Seit ich als Kind im Kindergarten das einzige Mädel war, bei der das Feldbett nach dem Aufstehen durchhing und mich alle auslachten, beschäftige ich mich schon mit meinem Gewicht. In diesem Moment, ich war damals sechs Jahre alt, wurde mir schlagartig klar, dass ich wohl anders bin. Offensichtlich war ich größer und kräftiger als andere Mädels, aber bis zu diesem Zeitpunkt war mir nicht bewusst, dass ich deswegen „schlechter“ zu sein schien und es einen Grund gab, mich auszulachen.
Nach dem ich mit fünf Jahren meine Mandeln entfernt bekam, legte ich relativ schnell an Gewicht zu. Ich wuchs schneller und ich war ruck zuck dicker als andere Kinder im meinem Alter. Als ich in die Grundschule kam, gab es an der ganzen Grundschule nur einen Viertklässler, der größer war als ich und das Lästern und Foppen ging weiter. Es ging so weit, dass ich mit 10 schon nicht mehr gerne ins Schwimmbad ging und ich nur noch Klamotten trug, die meinen Po und meine Oberschenkel bedeckten. Vorbei waren die unbeschwerten Zeiten, in denen ich mich frei von Komplexen bewegen konnte. Ich hatte täglich das Gefühl nicht so gut auszusehen, wie die anderen.
Zu fett für Ballett
Mit Anfang 12, da wog ich 84kg bei 1,74m, beschloss ich abzunehmen. Auslöser war der Gesichtsausdruck meines Vaters, der vor mir auf die Waage stieg und nur 82kg wog. Im Nachhinein hätte ich mir wirklich mehr Unterstützung durch meine Eltern gewünscht. Nicht Unterstützung beim Abnehmen, sondern Unterstützung bei der Selbstakzeptanz und Selbstliebe. Wie gerne hätte ich damals mal gehört, dass ich gar nicht so schlimm bin, wie ich denke. Das ich trotz meines Gewichts schön bin. Naja, aber das ist eine andere Geschichte.

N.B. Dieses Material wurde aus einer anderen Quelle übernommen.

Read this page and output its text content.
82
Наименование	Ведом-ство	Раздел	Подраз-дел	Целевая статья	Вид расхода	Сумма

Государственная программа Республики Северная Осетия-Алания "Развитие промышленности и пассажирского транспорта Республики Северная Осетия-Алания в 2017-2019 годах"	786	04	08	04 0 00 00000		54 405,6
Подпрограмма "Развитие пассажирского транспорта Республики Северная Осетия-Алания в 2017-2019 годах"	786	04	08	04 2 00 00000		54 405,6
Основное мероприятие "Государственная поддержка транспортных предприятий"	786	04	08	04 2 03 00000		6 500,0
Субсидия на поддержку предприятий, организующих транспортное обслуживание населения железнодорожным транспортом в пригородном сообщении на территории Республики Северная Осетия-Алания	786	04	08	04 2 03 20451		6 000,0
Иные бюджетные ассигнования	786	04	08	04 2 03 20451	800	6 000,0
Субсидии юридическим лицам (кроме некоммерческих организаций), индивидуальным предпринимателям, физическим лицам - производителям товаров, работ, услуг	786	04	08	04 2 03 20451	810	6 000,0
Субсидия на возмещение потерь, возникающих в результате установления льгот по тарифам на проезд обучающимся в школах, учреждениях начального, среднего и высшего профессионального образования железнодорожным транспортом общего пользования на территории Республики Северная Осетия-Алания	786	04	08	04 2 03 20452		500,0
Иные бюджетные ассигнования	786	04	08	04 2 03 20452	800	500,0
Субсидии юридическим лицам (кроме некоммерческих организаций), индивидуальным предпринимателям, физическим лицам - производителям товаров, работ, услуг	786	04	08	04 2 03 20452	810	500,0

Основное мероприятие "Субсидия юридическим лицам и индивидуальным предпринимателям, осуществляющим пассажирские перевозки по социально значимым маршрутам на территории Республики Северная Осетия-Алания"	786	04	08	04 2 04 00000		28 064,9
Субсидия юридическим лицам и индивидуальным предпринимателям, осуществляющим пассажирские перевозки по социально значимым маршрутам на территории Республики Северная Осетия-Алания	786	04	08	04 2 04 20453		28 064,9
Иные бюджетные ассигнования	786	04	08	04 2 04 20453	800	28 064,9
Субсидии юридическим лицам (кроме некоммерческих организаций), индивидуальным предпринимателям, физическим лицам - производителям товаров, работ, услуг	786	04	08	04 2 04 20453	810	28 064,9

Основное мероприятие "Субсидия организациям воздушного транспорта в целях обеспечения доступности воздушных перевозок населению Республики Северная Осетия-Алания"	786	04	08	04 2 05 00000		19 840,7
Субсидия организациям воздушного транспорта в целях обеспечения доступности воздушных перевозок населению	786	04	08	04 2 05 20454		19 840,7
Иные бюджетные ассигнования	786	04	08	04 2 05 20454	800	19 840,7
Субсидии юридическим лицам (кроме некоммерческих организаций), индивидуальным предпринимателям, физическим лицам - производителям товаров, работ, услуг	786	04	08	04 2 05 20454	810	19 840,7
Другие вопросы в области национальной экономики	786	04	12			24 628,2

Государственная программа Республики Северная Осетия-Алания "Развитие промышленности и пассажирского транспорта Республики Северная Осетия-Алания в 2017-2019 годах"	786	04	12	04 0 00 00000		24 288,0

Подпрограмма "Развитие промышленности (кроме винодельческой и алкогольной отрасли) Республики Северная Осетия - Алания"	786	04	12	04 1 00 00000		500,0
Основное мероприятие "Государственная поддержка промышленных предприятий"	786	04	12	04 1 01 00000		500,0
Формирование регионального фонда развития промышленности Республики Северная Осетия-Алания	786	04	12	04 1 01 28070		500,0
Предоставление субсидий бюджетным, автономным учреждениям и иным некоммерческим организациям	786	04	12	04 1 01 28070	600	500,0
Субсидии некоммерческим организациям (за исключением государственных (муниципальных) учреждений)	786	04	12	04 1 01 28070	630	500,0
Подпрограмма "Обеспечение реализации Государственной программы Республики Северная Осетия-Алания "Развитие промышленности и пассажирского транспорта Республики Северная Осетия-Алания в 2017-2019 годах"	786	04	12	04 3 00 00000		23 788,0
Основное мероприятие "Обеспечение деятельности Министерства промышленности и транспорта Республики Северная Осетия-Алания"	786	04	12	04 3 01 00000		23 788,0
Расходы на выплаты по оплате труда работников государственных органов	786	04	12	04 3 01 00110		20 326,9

Innerhalb von 5 Monaten nahm ich 12kg ab und meine 72kg hielt ich auch bestimmt bis ich 19 Jahre alt war. Selbstbewusster wurde ich dadurch allerdings nicht wirklich. Natürlich wurde das Hänseln weniger, auch weil ich deutlich weiblicher aussah als zuvor. Ich ließ mir die Haare wachsen und fing an mich zu schminken. Plötzlich (mit 13-14) interessierten sich auch mal Jungs für mich und das tat schon gut. Aber tief in mir empfand ich, dass ich nie so schön sein konnte, wie meine zierlichen, schlanken Freundinnen.

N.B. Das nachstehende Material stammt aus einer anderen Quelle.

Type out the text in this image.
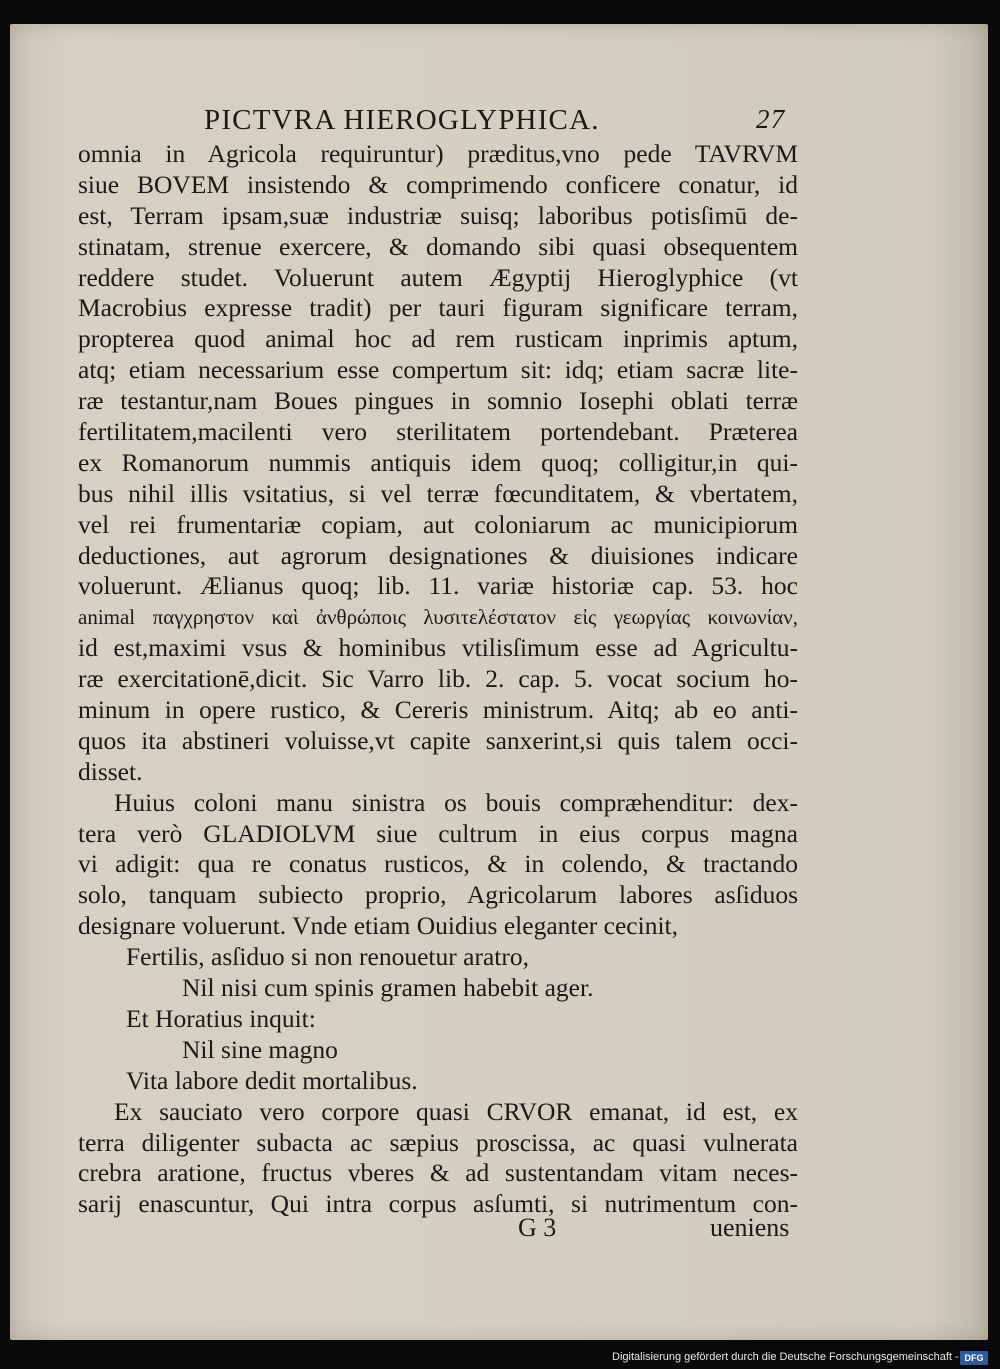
PICTVRA HIEROGLYPHICA.	27
omnia in Agricola requiruntur) prӕditus,vno pede TAVRVM
siue BOVEM insistendo & comprimendo conficere conatur, id
est, Terram ipsam,suӕ industriӕ suisq; laboribus potisſimū de-
stinatam, strenue exercere, & domando sibi quasi obsequentem
reddere studet. Voluerunt autem Ægyptij Hieroglyphice (vt
Macrobius expresse tradit) per tauri figuram significare terram,
propterea quod animal hoc ad rem rusticam inprimis aptum,
atq; etiam necessarium esse compertum sit: idq; etiam sacrӕ lite-
rӕ testantur,nam Boues pingues in somnio Iosephi oblati terrӕ
fertilitatem,macilenti vero sterilitatem portendebant. Prӕterea
ex Romanorum nummis antiquis idem quoq; colligitur,in qui-
bus nihil illis vsitatius, si vel terrӕ fœcunditatem, & vbertatem,
vel rei frumentariӕ copiam, aut coloniarum ac municipiorum
deductiones, aut agrorum designationes & diuisiones indicare
voluerunt. Ælianus quoq; lib. 11. variӕ historiӕ cap. 53. hoc
animal παγχρηστον καὶ ἀνθρώποις λυσιτελέστατον εἰς γεωργίας κοινωνίαν,
id est,maximi vsus & hominibus vtilisſimum esse ad Agricultu-
rӕ exercitationē,dicit. Sic Varro lib. 2. cap. 5. vocat socium ho-
minum in opere rustico, & Cereris ministrum. Aitq; ab eo anti-
quos ita abstineri voluisse,vt capite sanxerint,si quis talem occi-
disset.
Huius coloni manu sinistra os bouis comprӕhenditur: dex-
tera verò GLADIOLVM siue cultrum in eius corpus magna
vi adigit: qua re conatus rusticos, & in colendo, & tractando
solo, tanquam subiecto proprio, Agricolarum labores asſiduos
designare voluerunt. Vnde etiam Ouidius eleganter cecinit,
Fertilis, asſiduo si non renouetur aratro,
Nil nisi cum spinis gramen habebit ager.
Et Horatius inquit:
Nil sine magno
Vita labore dedit mortalibus.
Ex sauciato vero corpore quasi CRVOR emanat, id est, ex
terra diligenter subacta ac sӕpius proscissa, ac quasi vulnerata
crebra aratione, fructus vberes & ad sustentandam vitam neces-
sarij enascuntur, Qui intra corpus asſumti, si nutrimentum con-
G 3	ueniens
Digitalisierung gefördert durch die Deutsche Forschungsgemeinschaft - DFG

Du bist zu fett – Iss doch einfach weniger!
Mit 20 legte ich innerhalb von kürzester Zeit an Gewicht zu, plötzlich wog ich 90kg. Geändert hatte ich so gut wie nichts. Ich aß zwar unregelmäßiger als zuvor, denn ich war nach Köln gezogen und wurde nicht mehr von Mama bekocht. Die Gewichtszunahme war wirklich überraschend für mich. Auch war ich plötzlich immer müde und genervt. Meine Haut wurde schlechter, meine Haare verloren den Glanz, brachen ab und ich war einfach nur noch deprimiert.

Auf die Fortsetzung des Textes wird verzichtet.